Когда я сравниваю теперешних молодых драбантов с прежними, отживающими свой век, так делается совестно и горько за самого себя. С каким легкомыслием поражал я тебя, о добродушное, развеселое российское меренье! с какою несправедливою жестокостью погружал я свой шурф в то зыбкое болото, которое ты именовал своей жизнью! Да; только теперь я вижу, что и в самом запустении может усматриваться нечто трогательное, чуть-чуть даже не пленительное; только теперь я понимаю, как много было в тебе привлекательной гадости, мой старый, добродушный драбант! Ты был бездельник, но ты был мил, и, конечно, сам прежде всего был бы удивлен, если бы кто-нибудь объявил тебе о том, что ты бездельник. Эта непосредственность бездельничества выкупала многое. Тот еще не весь злодей, кто бьет с маху; тот злодей, кто дерется с вывертами, кто бьет и при этом зеленеет, бьет и при этом чувствует, как томительная, почти сладострастная судорога пробегает по всем его суставчикам… Да, я был неправ! Сии люди были просто юмористы, и если их юмор был невысокого сорта, если он принимал по временам даже мрачные тона, то это было качество случайное, не захватывавшее сущности самого юмора. Увы! я еще не понимал, что может существовать иной юмор, юмор беспощадный и хладный, юмор, который приведет в ясность и возведет в перлы создания те противоестественные и противообщественные стремления, которые в старых драбантах являлись в беспорядочном и бессильном виде!

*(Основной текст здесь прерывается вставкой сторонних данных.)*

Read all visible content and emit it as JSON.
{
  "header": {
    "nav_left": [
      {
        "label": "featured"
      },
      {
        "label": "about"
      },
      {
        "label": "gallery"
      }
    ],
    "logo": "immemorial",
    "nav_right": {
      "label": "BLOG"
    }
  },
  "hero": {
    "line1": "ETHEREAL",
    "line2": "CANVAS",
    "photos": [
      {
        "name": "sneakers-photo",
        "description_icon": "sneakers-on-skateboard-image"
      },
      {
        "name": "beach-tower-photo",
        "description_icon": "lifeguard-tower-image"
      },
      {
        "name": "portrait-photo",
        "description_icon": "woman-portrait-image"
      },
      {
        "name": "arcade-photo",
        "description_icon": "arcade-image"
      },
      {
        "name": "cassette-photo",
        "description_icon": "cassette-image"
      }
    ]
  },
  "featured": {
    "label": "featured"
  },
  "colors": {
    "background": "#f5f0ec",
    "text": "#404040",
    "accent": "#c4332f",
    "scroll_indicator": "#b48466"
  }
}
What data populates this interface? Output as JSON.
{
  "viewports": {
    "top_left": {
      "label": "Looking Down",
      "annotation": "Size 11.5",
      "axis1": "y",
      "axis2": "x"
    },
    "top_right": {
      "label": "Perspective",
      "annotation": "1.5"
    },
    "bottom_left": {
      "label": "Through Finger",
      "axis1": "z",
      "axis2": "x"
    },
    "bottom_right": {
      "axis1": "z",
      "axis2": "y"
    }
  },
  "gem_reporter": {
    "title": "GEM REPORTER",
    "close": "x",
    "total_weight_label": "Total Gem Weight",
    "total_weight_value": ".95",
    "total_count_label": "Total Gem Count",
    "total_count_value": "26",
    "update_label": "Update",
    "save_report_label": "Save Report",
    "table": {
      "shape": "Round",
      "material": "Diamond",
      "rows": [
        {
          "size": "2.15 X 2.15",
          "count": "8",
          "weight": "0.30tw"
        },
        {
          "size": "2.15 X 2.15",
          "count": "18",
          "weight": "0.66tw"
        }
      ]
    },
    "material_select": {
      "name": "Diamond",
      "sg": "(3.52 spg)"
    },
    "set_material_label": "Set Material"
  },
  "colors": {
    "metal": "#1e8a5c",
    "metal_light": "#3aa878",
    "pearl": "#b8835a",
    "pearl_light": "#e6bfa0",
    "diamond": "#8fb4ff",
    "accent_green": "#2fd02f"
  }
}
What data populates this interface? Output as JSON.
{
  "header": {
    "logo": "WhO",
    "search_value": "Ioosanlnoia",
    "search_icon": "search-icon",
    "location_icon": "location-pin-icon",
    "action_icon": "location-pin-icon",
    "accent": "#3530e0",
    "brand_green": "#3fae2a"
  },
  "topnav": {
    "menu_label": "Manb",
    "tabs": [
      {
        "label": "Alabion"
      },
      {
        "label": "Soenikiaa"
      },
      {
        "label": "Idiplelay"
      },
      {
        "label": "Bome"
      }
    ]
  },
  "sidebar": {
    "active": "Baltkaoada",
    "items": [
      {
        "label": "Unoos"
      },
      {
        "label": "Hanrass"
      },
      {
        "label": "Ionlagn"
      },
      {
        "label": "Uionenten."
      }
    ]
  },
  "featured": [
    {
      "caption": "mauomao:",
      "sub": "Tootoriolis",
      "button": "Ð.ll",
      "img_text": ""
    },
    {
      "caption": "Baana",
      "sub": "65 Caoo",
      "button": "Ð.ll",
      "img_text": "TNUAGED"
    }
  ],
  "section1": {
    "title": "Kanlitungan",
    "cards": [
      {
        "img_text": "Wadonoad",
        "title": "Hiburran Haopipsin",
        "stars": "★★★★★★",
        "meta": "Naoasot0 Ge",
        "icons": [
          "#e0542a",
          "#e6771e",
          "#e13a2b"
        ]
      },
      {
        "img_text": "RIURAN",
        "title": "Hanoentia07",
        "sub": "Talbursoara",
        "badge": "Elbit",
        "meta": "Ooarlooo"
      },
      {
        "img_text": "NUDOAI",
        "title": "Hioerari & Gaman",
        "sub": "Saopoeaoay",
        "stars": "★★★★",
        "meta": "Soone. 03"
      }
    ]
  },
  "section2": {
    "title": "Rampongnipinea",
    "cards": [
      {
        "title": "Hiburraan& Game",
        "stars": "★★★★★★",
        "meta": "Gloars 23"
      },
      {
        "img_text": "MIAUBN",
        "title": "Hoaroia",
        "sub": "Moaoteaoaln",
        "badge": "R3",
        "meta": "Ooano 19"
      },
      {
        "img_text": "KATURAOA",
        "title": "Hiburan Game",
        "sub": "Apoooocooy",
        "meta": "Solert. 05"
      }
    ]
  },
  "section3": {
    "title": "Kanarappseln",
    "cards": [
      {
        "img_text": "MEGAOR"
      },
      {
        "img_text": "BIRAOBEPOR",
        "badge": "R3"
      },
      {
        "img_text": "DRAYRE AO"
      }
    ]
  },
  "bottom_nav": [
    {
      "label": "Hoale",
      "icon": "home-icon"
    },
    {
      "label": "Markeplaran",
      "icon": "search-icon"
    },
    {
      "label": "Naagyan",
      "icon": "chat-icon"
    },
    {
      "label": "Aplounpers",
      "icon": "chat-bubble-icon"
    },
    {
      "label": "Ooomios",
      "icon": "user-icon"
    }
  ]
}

Когда я начинаю говорить о «мальчиках», то чувствую, совершенно отчетливо чувствую, что во мне происходит что-то нехорошее. И кровь закипает в жилах, и желчь поднимается, и все кажется, что как бы я ни усиливался отыскать здесь какую-нибудь примиряющую черту, всякий труд в этом смысле будет напрасен. Откуда это? Разве они не дети отцов своих? Разве они не уроженцы той исстаринной яичницы, на которую мы привыкли взирать с тою же доверенностью, с какою устрица взирает на свою раковину?
Да; они дети отцов своих, но дурные, растленные дети; они аборигены той же яичницы, но аборигены неблагодарные, отрекающиеся от сосцов, которые питали их. В своем ренегатстве эти люди идут до самых крайних пределов: они посягают на целомудрие своей матери, они из яичницы усиливаются устроить какой-то отвратительный «финизерв» и даже мечтают кого-то обольстить этою неслыханною смесью.
Но яичница только тогда имеет свой оригинальный вкус, когда она в самом деле яичница, когда в ней нет никаких несвойственных подмесей. Горе тому, кто будет отыскивать в ней способность развиваться и совершенствоваться и на основании этого произвольного предположения возымеет мысль обкормить ею вселенную. Он не достигнет своей цели ни под каким видом и в то же время вконец испортит неприхотливое это блюдо; он никого не обманет, но в то же время отчаянные его потуги, быть может, и не пройдут без горьких последствий для тех, которые волею или неволею вынуждены ограничивать себя скудною, обязательною трапезой.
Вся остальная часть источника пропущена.